The arithmetic in the 2016 file reconciles. The problem is everything upstream of the arithmetic.
The Toukhmanuk mineral field, in Armenia’s Aragatsotn region, has been worked in
one form or another since the 1980s. In November 2016, the State Committee of Reserves
issued Expertise Conclusion N6, formally registering a reserves estimate
prepared by Mego-Gold LLC, the Armenian subsidiary of the
US-listed Global Gold Corp. (OTC: GBGD). The registered tonnage was 2.57 million tonnes
of ore; the headline grade, 5.00 g/t gold at the Southern area; the highest-confidence
category, 6.69 g/t.
Those numbers are arithmetically consistent with the block-level tables in the file.
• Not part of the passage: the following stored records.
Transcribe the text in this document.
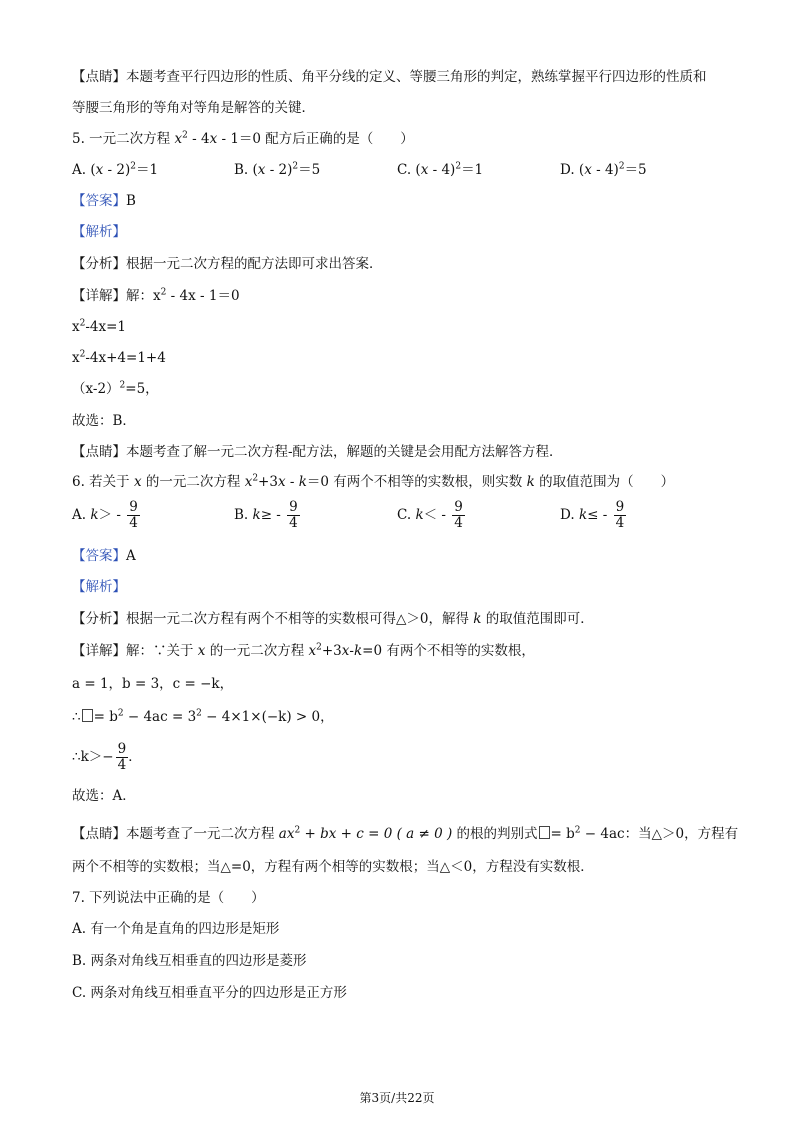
【点睛】本题考查平行四边形的性质、角平分线的定义、等腰三角形的判定，熟练掌握平行四边形的性质和
等腰三角形的等角对等角是解答的关键．
5. 一元二次方程 $x^2 - 4x - 1=0$ 配方后正确的是（　　）
A. (x - 2)$^2$＝1	B. (x - 2)$^2$＝5	C. (x - 4)$^2$＝1	D. (x - 4)$^2$＝5
【答案】B
【解析】
【分析】根据一元二次方程的配方法即可求出答案．
【详解】解：$x^2 - 4x - 1=0$
$x^2-4x=1$
$x^2-4x+4=1+4$
$(x-2)^2=5$，
故选：B．
【点睛】本题考查了解一元二次方程-配方法，解题的关键是会用配方法解答方程．
6. 若关于 x 的一元二次方程 $x^2+3x - k=0$ 有两个不相等的实数根，则实数 k 的取值范围为（　　）
A. $k> - \frac{9}{4}$	B. $k\ge - \frac{9}{4}$	C. $k< - \frac{9}{4}$	D. $k\le - \frac{9}{4}$
【答案】A
【解析】
【分析】根据一元二次方程有两个不相等的实数根可得△＞0，解得 k 的取值范围即可．
【详解】解：∵关于 x 的一元二次方程 $x^2+3x-k=0$ 有两个不相等的实数根，
a = 1，b = 3，c = −k，
∴ = $b^2 - 4ac = 3^2 - 4\times 1\times(-k) > 0$，
∴k＞− $\frac{9}{4}$ ．
故选：A．
【点睛】本题考查了一元二次方程 $ax^2$ + bx + c = 0 ( a ≠ 0 ) 的根的判别式 = $b^2 - 4ac$：当△＞0，方程有
两个不相等的实数根；当△=0，方程有两个相等的实数根；当△＜0，方程没有实数根．
7. 下列说法中正确的是（　　）
A. 有一个角是直角的四边形是矩形
B. 两条对角线互相垂直的四边形是菱形
C. 两条对角线互相垂直平分的四边形是正方形
第3页/共22页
Addition is not the issue. The issue is that the sample database on which
the block tables rest — the same database that earlier supported a much larger claim
in the 2011 Behre Dolbear
NI 43-101 technical report of 39.23 Mt at 2.1 g/t Au —
had, by April 2016, been the subject of two separate adverse
independent reviews, commissioned by two different commercial counterparties, over
the preceding four years. Neither review was placed before the commission.
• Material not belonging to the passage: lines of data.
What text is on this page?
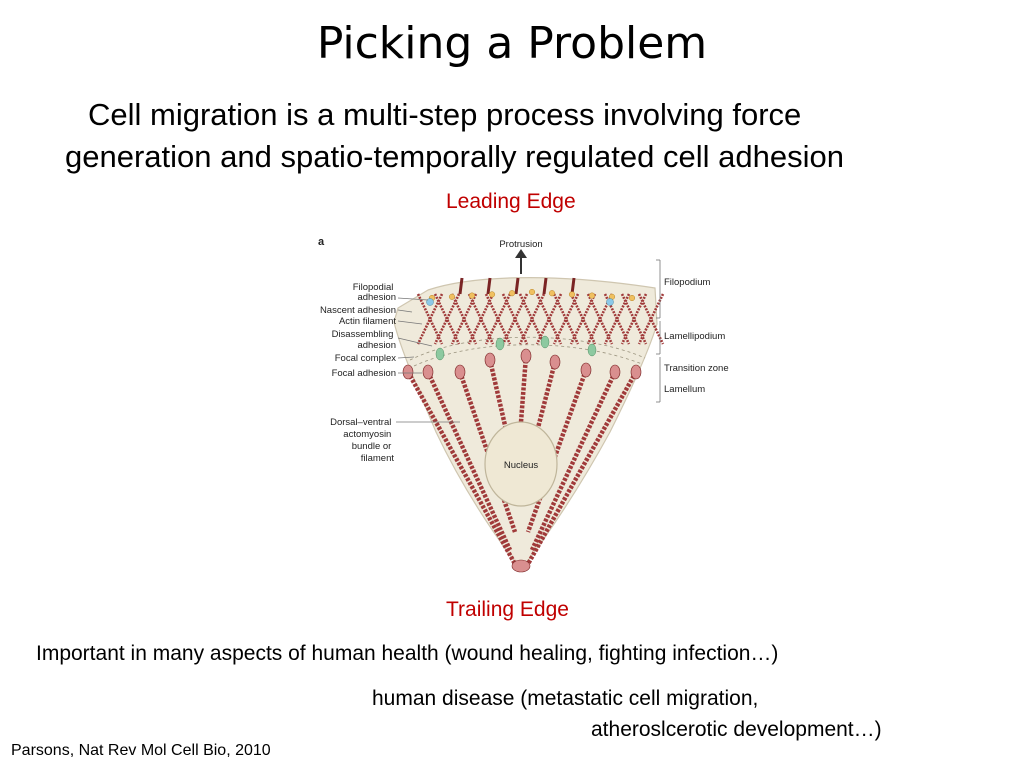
Picking a Problem
Cell migration is a multi-step process involving force
generation and spatio-temporally regulated cell adhesion
Leading Edge
Nucleus
Protrusion
a
Filopodial adhesion
Nascent adhesion
Actin filament
Disassembling adhesion
Focal complex
Focal adhesion
Dorsal–ventral actomyosin bundle or filament
Filopodium
Lamellipodium
Transition zone
Lamellum
Trailing Edge
Important in many aspects of human health (wound healing, fighting infection…)
human disease (metastatic cell migration,
atheroslcerotic development…)
Parsons, Nat Rev Mol Cell Bio, 2010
The first review, by CSA Global Pty Ltd. in April 2012, was a
re-assay of 1,013 pulp samples at an independent international laboratory (ALS Romania).
On the 551-pair subset with matched Global Gold database values, the mean gold grade in
the independent re-assay was 0.09 g/t against 1.58 g/t
reported by the operator for the same pulps — a 17.3× divergence.
Only 6 of 1,013 pulps returned gold values at or above 1 g/t. The second, by
Sergo Cusiani of Geo-Logaritmica in 2014–2015, was a forensic
analysis of the RESMODEL block model itself. It identified
discontinuous
drill-hole traces, drill-hole collars placed twenty-two metres below the physical
terrain, top-soil intervals reporting ore-grade gold, and — most consequentially
— a direct side-by-side demonstration, for a named sample on a named drill hole,
that the “gold” value in the block model was the silver
value from the operator’s own laboratory database.
Consolidated Resources Armenia, the JV investor who commissioned the CSA work, lost its
USD 7 million investment and sued in the Royal Court of Jersey. Linne Mining, the
contract miner who commissioned the Cusiani work, walked away in November 2015, filed
a USD 39 million creditor claim in the Mego-Gold bankruptcy, and disappeared. Both
counterparties entered the transaction on the strength of the same assay database.
The 2016 GKZ register is the product of that same database, untouched.
The commissioning record is on paper. CSA Global’s Toukhmanuk engagement began
under Assignment Specification Agreement RAS.TRK.01,
signed on 18 November 2011 by Van Z. Krikorian as Chairman for
Global Gold Consolidated Resources Limited (Ogier House, St Helier, Jersey) and on
20 October 2011 by Malcolm Titley as Managing Director of CSA Global
(UK) Ltd. The agreed scope, in the agreement’s own terms, includes
“further QAQC review work and re-assaying”, laboratory audits of the
site laboratory and the primary check laboratory facilities, and
“NI-43-101 Compliant Mineral Resource Estimation and Reporting”. The
551-pair finding five months later was not a volunteered disclosure from outside:
it was the output of a programme the signing party had commissioned by name.
The fact that CSA produced what appears to be a negative report today only
increases the importance of transparency.